Exhibit 5.1
August 10, 2018
Enzo Biochem, Inc.
527 Madison Avenue
New York, New York 10022
Re: Enzo Biochem, Inc. Registration Statement on Form S-8
Ladies and Gentlemen:
We are rendering this opinion in connection with the Registration Statement on Form S-8 (the “Registration Statement”) to be filed with the Securities and Exchange Commission under the Securities Act of 1933, as amended, with respect to the registration of 2,000,000 additional shares (the “Shares”) of common stock, par value $0.01 per share, of Enzo Biochem, Inc., a New York corporation (the “Company”), pursuant to the Enzo Biochem, Inc.
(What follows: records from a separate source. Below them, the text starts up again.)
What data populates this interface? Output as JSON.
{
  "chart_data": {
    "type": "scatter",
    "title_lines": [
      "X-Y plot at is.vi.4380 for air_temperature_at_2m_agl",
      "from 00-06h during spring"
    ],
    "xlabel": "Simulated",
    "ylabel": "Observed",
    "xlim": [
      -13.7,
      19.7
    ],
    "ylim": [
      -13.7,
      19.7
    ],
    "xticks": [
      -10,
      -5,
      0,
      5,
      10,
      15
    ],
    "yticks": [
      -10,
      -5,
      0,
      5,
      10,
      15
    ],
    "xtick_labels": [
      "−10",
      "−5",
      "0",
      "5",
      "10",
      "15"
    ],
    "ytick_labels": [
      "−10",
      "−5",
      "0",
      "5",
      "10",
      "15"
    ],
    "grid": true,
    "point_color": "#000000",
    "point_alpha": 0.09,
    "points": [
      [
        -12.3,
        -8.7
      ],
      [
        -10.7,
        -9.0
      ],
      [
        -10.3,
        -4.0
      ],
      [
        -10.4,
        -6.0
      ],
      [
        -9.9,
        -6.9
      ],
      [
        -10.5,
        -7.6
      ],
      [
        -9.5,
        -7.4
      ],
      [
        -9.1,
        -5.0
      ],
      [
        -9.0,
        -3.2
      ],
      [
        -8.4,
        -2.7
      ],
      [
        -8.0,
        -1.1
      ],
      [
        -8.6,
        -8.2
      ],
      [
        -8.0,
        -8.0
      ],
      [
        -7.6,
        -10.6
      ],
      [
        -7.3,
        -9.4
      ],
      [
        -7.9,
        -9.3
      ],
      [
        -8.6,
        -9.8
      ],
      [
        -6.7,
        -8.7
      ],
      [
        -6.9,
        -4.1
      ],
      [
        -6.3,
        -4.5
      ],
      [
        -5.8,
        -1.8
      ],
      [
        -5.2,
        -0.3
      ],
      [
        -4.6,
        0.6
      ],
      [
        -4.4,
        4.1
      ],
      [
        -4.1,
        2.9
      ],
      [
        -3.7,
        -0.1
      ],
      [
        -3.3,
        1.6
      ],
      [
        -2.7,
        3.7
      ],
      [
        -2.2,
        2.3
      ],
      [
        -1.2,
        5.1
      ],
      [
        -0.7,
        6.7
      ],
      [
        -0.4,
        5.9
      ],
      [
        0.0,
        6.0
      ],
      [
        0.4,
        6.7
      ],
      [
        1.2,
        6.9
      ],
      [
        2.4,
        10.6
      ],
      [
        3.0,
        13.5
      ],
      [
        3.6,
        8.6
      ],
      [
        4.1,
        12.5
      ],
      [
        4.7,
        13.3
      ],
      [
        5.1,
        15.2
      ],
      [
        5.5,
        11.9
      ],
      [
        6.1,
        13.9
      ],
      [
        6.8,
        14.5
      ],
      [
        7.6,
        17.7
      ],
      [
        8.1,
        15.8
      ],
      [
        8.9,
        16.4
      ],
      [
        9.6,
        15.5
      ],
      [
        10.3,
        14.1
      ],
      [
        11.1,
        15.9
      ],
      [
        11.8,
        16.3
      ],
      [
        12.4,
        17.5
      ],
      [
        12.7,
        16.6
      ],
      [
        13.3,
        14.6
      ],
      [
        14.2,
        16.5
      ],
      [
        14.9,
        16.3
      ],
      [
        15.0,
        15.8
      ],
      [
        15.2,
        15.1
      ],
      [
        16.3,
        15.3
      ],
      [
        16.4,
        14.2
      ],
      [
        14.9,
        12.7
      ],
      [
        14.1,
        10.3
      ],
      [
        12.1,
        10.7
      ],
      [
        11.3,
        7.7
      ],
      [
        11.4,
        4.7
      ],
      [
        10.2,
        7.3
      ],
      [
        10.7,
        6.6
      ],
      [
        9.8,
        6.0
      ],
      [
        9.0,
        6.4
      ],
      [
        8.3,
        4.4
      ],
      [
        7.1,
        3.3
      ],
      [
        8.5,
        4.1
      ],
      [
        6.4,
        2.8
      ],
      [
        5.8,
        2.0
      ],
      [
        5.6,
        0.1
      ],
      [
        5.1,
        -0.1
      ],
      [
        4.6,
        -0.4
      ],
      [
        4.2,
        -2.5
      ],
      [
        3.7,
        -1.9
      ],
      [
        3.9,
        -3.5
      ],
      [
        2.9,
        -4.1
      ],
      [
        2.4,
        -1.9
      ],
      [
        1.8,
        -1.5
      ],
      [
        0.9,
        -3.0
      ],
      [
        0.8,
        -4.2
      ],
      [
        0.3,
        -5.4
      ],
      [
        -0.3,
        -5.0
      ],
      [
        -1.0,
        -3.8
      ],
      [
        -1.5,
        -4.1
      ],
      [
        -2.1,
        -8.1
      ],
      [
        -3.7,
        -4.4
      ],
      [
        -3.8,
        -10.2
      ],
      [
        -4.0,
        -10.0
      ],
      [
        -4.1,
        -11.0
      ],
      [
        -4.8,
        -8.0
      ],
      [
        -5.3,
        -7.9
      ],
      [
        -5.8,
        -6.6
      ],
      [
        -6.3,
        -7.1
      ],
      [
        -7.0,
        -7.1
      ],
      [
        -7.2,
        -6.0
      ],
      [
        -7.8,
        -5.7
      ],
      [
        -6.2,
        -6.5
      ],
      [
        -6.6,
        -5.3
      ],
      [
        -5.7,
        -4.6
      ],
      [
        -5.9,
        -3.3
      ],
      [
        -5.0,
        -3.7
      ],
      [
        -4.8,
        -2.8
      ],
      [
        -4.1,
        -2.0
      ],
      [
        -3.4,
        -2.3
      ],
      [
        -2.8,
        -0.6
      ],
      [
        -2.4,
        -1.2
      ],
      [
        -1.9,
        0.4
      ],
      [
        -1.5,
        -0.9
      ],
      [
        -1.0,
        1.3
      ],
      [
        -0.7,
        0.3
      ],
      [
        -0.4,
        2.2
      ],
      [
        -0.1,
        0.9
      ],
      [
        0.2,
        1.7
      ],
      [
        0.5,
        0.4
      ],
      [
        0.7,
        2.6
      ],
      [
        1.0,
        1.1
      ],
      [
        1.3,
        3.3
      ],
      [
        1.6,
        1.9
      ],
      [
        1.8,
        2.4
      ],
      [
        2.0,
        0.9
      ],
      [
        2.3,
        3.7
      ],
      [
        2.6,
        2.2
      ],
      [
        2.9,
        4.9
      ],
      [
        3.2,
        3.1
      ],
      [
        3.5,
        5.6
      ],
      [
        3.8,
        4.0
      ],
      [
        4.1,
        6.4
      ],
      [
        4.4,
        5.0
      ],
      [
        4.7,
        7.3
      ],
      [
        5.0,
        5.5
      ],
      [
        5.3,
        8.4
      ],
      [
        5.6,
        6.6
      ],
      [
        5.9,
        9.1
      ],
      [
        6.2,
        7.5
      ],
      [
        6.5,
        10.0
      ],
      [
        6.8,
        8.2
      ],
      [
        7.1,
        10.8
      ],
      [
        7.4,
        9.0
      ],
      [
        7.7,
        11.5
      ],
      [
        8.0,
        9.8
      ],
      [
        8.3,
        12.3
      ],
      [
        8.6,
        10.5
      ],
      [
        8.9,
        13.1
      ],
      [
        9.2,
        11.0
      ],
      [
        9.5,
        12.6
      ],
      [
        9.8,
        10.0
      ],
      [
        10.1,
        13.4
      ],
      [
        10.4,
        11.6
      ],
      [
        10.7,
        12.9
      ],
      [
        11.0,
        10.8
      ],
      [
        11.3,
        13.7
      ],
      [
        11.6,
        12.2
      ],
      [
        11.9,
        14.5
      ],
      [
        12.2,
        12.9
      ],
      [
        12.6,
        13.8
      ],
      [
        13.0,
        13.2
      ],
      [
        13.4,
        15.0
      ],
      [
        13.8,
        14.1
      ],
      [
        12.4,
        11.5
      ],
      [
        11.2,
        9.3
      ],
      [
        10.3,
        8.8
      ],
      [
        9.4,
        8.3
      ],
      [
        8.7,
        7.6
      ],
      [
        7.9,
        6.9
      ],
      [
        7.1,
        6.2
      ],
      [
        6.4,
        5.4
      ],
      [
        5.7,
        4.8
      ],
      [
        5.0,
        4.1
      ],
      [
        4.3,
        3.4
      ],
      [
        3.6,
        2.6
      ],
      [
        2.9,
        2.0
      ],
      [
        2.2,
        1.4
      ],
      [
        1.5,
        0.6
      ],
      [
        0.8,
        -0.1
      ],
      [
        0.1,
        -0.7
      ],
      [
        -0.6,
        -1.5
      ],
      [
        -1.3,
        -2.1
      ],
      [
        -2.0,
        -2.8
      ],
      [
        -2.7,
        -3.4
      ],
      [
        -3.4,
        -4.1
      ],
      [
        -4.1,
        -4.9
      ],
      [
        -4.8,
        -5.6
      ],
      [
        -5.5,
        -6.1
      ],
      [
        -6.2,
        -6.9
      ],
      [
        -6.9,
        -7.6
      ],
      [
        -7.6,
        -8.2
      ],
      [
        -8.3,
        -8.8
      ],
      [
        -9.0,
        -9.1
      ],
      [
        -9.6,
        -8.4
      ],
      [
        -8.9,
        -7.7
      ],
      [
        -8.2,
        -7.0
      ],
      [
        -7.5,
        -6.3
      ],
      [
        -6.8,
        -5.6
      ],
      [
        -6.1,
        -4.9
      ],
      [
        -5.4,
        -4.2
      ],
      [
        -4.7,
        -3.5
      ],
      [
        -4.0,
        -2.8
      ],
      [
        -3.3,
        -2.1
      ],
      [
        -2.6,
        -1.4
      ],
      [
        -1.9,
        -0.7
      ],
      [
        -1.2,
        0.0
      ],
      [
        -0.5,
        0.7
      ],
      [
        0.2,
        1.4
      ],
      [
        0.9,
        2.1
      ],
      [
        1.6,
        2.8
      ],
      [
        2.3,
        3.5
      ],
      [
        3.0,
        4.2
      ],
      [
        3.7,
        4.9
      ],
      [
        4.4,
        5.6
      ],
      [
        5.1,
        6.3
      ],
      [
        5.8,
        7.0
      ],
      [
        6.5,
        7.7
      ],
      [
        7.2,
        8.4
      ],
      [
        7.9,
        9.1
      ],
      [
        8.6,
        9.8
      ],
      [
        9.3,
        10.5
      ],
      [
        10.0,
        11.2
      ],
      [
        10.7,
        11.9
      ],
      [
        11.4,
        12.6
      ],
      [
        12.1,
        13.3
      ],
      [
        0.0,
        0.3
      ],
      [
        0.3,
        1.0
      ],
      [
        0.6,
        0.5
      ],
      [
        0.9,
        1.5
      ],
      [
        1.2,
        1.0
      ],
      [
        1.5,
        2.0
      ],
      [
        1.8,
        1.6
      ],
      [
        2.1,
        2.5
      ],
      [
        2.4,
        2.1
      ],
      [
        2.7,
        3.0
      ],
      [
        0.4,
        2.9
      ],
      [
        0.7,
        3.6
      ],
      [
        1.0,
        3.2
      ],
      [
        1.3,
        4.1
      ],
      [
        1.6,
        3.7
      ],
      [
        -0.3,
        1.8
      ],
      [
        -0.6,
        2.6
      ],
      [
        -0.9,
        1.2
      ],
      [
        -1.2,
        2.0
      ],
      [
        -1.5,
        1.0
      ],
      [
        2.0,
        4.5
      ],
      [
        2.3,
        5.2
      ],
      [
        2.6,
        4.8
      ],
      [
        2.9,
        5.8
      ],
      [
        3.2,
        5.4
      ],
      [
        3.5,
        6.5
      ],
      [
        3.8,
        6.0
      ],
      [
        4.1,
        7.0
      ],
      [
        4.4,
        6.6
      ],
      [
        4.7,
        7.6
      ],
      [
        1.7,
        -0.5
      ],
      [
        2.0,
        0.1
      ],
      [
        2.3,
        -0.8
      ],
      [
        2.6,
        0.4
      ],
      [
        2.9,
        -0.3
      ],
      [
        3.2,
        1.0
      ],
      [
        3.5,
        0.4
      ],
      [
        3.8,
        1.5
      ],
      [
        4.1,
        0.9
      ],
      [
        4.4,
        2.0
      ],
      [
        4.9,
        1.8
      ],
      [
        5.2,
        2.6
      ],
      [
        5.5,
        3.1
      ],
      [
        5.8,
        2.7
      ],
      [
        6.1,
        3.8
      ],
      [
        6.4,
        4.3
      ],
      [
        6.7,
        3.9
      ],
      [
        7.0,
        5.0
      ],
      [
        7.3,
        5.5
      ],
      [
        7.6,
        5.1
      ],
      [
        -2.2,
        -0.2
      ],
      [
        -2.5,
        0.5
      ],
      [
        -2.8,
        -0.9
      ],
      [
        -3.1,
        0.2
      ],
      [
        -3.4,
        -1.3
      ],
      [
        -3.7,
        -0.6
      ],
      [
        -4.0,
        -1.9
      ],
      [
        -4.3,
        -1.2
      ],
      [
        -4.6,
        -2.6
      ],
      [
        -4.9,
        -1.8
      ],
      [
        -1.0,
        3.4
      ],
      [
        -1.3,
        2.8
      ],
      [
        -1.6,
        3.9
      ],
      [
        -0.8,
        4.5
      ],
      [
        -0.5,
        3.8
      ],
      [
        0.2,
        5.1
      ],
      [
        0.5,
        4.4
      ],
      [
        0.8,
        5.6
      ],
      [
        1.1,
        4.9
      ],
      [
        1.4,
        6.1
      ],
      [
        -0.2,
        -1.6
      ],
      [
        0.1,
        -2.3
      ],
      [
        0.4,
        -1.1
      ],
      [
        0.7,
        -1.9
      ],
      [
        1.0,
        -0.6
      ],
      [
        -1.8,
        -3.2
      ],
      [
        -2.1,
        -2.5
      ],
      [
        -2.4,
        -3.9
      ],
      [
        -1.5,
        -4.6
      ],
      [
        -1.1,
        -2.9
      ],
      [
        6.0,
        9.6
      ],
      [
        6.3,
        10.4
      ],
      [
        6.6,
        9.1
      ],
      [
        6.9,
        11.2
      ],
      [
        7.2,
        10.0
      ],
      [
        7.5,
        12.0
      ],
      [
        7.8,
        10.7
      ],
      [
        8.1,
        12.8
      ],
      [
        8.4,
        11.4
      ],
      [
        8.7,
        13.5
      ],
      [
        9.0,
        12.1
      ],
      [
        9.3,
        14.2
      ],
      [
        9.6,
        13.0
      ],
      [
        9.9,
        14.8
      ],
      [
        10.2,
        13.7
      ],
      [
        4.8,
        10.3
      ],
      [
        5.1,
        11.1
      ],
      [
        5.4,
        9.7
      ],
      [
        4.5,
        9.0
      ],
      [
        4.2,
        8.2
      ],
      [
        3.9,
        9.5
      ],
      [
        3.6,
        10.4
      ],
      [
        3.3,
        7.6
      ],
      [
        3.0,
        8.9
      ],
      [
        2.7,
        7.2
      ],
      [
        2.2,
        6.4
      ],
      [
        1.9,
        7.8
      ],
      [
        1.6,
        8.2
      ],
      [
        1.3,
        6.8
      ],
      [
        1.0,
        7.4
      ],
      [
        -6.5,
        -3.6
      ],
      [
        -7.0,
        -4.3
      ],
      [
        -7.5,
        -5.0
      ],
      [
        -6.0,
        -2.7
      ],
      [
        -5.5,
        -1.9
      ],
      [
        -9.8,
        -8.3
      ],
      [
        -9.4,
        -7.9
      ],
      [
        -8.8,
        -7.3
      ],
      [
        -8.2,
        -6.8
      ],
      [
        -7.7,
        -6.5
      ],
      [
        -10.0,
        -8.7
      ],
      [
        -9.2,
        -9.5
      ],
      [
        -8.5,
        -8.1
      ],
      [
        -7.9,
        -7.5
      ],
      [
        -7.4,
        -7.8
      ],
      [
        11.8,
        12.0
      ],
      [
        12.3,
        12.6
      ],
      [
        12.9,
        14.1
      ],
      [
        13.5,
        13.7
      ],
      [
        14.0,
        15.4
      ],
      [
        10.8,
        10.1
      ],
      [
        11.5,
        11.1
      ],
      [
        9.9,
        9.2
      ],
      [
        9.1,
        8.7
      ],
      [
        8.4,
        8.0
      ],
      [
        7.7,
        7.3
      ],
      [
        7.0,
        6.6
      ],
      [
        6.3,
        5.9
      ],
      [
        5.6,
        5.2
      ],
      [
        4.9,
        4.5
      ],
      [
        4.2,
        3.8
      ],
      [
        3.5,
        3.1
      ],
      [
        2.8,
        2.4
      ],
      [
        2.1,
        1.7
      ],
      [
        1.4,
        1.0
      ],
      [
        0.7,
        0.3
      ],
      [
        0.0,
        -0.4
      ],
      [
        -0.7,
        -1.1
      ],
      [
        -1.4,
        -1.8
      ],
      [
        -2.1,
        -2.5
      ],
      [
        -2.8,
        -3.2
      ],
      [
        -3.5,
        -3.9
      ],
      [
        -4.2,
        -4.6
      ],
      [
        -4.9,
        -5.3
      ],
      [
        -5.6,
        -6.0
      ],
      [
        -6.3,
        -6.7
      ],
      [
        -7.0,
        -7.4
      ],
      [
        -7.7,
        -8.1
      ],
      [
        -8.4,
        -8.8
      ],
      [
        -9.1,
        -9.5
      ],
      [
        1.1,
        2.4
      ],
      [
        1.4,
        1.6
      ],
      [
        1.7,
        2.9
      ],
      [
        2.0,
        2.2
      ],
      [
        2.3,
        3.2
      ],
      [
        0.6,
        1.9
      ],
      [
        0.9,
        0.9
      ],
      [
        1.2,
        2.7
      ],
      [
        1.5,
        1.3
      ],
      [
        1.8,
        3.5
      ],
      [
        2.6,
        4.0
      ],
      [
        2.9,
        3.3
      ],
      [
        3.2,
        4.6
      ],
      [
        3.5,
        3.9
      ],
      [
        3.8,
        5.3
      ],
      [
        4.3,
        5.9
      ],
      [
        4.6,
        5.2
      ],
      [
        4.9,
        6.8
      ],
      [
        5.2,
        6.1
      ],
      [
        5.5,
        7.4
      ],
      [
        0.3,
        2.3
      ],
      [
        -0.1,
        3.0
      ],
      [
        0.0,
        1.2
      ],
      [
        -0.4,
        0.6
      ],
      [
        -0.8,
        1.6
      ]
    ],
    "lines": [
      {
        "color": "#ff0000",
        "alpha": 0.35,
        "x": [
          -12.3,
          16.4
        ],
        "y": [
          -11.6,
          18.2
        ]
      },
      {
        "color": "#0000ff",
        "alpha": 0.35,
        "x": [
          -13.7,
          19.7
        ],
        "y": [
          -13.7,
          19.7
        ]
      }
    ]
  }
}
Amended and Restated 2011 Incentive Plan (the “Plan”).
We have examined: (i) the Registration Statement; (ii) the Company’s Certificate of Incorporation, as amended to date; (iii) the Company’s Amended and Restated By-Laws; (iv) the Plan; and (v) the corporate proceedings relating to the registration of the Shares pursuant to the Plan.
In addition to the examination outlined above, we have conferred with various officers of the Company and have ascertained or verified, to our satisfaction, such additional facts as we deemed necessary or appropriate for the purposes of this opinion. In our examination, we have assumed the authenticity of all documents submitted to us as originals, the conformity to the original documents of all documents submitted to us as copies, the genuineness of all signatures on documents reviewed by us and the legal capacity of natural persons.
Based on the foregoing, we are of the opinion that the Shares that constitute original issuance shares will be validly issued, fully paid and nonassessable by the Company when the issuance of such Shares has been duly and validly approved by the board of directors of the Company and such Shares have been delivered in accordance with the Plan.
We do not express any opinion herein concerning any law other than the New York Business Corporation Law.
We consent to the filing of this opinion as an exhibit to the Registration Statement and we consent to the use of our name wherever it appears in the Registration Statement. In giving this consent, we do not hereby admit that we come within the category of persons whose consent is required under Section 7 of the Securities Act of 1933, as amended, or the rules and regulations of the Securities and Exchange Commission thereunder.